Können die Verantwortung nicht von sich weisen: Bundesfinanzminister Hans Eichel (SPD, l.) neben Bundes-kanzler Gerhard Schröder (SPD)
Jeden Abend wird es wieder dunkel. Darüber kann man sich aufregen. Man kann die Finsternis abschaffen wollen oder sich geschlagen geben.

Der Sonnenuntergang ist ein Naturgesetz. Fast so wie Deutschlands Reformunfähigkeit. Doch die deutsche Wirtschaft macht nun mobil gegen das Naturgesetz Reformunfähigkeit. Gemeint ist die Politik. Schröder sowieso. Und Stoiber auch.

Jetzt, knapp zehn Wochen vor dem Wahltermin, geht die Wirtschaft aufs Ganze. Fordert Reformen an Haupt und Gliedern. Die nächste Regierung - egal wer das Rennen macht - solle was tun. Am besten in den ersten sechs Monaten der neuen Legislatur. Das komplette Sozialversicherungssystem, der Flächentarif, Steuern, Arbeitsmarkt, Bürokratie, das Wettbewerbsrecht, der Ladenschluss - alles gehöre reformiert.
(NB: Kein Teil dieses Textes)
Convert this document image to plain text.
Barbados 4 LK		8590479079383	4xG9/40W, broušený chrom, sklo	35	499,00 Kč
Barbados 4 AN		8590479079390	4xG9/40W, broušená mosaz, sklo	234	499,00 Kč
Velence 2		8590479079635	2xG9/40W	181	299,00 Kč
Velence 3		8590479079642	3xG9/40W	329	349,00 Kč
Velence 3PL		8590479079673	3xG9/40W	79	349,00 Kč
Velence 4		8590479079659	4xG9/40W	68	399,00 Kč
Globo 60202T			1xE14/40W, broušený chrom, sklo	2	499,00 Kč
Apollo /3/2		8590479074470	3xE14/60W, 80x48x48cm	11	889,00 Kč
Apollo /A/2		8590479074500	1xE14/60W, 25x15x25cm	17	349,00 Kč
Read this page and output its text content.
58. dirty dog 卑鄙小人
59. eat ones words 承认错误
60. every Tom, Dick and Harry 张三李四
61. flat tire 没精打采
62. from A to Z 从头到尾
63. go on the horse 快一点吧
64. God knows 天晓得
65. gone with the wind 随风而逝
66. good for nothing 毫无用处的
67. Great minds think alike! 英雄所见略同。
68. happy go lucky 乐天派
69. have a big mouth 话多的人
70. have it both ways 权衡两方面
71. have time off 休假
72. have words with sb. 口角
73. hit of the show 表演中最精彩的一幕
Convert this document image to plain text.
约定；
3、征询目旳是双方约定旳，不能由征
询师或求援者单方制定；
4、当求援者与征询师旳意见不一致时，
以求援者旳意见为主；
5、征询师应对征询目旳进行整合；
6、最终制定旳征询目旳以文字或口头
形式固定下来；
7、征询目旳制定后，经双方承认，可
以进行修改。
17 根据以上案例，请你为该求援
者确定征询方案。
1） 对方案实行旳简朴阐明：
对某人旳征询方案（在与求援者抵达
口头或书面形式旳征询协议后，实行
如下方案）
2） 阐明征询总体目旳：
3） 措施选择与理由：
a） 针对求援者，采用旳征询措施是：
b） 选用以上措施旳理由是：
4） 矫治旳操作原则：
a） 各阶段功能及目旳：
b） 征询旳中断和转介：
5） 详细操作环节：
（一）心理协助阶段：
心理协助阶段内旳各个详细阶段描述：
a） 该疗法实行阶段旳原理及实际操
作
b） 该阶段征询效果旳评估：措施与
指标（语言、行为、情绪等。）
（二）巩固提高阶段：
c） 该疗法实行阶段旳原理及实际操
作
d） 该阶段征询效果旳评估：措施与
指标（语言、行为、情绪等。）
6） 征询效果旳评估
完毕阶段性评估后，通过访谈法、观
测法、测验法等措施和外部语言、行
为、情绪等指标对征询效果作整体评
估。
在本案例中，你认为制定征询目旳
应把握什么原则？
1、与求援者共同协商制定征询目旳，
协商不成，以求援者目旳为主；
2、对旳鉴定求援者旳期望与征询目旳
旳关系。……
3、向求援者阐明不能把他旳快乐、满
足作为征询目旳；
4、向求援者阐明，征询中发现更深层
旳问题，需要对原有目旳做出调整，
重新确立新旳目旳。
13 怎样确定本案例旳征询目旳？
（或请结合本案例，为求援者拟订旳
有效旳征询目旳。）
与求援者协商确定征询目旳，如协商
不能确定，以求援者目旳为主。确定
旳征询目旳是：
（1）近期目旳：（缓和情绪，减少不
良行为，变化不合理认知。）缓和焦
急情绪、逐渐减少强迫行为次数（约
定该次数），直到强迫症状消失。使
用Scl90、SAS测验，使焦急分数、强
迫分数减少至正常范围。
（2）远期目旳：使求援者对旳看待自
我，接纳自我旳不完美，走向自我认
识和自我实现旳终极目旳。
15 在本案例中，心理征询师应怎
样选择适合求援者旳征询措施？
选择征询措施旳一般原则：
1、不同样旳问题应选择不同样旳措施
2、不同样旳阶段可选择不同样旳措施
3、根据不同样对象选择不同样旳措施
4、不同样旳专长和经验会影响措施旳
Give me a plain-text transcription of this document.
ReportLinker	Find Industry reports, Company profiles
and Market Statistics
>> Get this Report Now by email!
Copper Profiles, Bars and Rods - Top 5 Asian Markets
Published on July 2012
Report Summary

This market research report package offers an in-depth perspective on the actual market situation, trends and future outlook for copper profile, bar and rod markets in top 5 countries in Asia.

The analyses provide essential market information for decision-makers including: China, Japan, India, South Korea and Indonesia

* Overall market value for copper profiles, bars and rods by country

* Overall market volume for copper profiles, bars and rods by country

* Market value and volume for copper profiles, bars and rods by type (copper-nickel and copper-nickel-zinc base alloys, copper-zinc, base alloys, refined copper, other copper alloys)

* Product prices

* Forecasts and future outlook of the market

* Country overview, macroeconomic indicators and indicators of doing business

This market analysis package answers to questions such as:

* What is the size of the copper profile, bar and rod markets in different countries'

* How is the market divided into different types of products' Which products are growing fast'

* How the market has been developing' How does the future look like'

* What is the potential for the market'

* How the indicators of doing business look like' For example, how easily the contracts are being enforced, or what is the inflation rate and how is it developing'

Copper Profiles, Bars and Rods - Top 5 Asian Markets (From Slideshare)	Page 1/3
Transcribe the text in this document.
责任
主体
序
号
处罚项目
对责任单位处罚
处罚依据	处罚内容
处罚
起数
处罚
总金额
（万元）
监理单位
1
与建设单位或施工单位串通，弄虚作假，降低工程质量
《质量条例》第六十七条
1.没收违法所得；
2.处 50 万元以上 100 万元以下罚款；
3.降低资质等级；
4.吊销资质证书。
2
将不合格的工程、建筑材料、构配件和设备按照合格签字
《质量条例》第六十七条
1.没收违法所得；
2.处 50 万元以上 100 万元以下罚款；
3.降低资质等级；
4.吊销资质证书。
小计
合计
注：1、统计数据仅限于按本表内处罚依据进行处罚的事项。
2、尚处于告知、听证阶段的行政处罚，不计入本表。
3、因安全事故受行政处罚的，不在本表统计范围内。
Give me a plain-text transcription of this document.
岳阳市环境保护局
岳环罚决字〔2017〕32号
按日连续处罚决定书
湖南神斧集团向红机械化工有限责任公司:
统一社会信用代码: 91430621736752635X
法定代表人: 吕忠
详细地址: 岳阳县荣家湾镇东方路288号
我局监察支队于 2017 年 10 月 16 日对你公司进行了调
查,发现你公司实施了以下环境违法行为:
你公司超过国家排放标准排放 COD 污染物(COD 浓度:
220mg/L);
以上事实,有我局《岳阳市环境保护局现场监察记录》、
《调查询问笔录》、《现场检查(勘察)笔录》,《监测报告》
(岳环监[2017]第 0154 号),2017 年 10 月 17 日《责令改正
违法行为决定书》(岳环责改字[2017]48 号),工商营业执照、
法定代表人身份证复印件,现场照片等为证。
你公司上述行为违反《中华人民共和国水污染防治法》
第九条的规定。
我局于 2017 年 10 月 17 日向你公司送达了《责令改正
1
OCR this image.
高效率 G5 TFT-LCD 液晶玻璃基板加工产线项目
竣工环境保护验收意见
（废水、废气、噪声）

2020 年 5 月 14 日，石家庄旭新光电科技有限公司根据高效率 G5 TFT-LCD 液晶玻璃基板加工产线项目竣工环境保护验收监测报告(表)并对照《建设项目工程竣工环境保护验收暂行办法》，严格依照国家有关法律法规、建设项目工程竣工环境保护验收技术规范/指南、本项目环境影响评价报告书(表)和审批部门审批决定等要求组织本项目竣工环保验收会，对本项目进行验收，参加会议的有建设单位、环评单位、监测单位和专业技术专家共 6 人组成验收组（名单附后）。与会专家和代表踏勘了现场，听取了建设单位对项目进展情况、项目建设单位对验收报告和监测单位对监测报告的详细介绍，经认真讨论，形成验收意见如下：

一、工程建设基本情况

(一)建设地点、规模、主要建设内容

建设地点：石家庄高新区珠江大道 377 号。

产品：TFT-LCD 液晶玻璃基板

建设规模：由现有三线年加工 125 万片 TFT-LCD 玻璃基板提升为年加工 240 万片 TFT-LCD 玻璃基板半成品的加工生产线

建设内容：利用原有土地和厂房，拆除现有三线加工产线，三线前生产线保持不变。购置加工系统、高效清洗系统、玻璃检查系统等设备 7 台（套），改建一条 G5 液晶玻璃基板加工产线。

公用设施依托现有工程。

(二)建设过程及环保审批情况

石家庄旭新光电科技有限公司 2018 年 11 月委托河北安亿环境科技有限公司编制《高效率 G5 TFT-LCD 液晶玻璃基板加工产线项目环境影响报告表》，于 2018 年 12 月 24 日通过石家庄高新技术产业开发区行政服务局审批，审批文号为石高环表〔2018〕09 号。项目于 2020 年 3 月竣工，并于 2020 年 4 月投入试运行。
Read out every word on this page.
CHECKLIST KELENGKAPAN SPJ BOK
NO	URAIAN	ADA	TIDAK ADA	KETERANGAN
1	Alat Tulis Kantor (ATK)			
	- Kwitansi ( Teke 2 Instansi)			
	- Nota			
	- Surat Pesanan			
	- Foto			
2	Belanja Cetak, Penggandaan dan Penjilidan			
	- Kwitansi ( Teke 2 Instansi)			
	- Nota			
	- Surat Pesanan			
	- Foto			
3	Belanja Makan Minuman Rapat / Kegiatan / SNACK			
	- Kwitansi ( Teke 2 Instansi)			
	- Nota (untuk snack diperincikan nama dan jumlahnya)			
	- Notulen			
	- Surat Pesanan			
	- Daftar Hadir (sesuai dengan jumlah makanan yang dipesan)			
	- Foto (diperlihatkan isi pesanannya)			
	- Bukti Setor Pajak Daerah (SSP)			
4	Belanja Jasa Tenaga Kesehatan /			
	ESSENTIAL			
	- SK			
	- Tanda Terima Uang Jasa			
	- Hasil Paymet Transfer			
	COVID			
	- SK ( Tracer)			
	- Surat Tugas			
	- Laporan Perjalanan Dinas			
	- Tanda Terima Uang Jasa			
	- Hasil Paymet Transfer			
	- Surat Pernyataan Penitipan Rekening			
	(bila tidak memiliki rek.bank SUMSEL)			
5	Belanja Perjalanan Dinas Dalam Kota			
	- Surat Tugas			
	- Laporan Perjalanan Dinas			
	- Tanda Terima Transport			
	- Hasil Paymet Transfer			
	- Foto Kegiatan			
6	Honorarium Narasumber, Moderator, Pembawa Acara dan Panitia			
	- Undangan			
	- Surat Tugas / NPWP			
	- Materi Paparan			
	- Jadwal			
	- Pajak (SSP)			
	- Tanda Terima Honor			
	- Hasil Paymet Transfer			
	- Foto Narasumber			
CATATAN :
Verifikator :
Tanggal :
Grundlegend.

Ökonomen wie der frühere Wirtschaftsweise Jürgen Donges bringen das Wort Reformen nur noch widerwillig über die Lippen. Seit zehn Jahren werde debattiert, die Rezepte seien hinlänglich bekannt. Was passiert? Nichts. Jedenfalls zu wenig.

In den Banktürmen Frankfurts wird bereits einer Totaloperation Deutschlands das Wort geredet. Bis März 2003 müsse die neue Regierung die Reformarbeit erledigt haben. Komplett. Dann solle man sie wirken lassen.

BDI-Präsident Michael Rogowski bettelt gar schon um Reformen auf Zeit. "Lassen Sie uns doch einfach mal Gesetze verabschieden mit einem Verfallsdatum", schlug der Spitzenlobbyist der deutschen Industrie neulich in Berlin vor. "Wenn das dann nix ist, kann man das Gesetz auslaufen lassen".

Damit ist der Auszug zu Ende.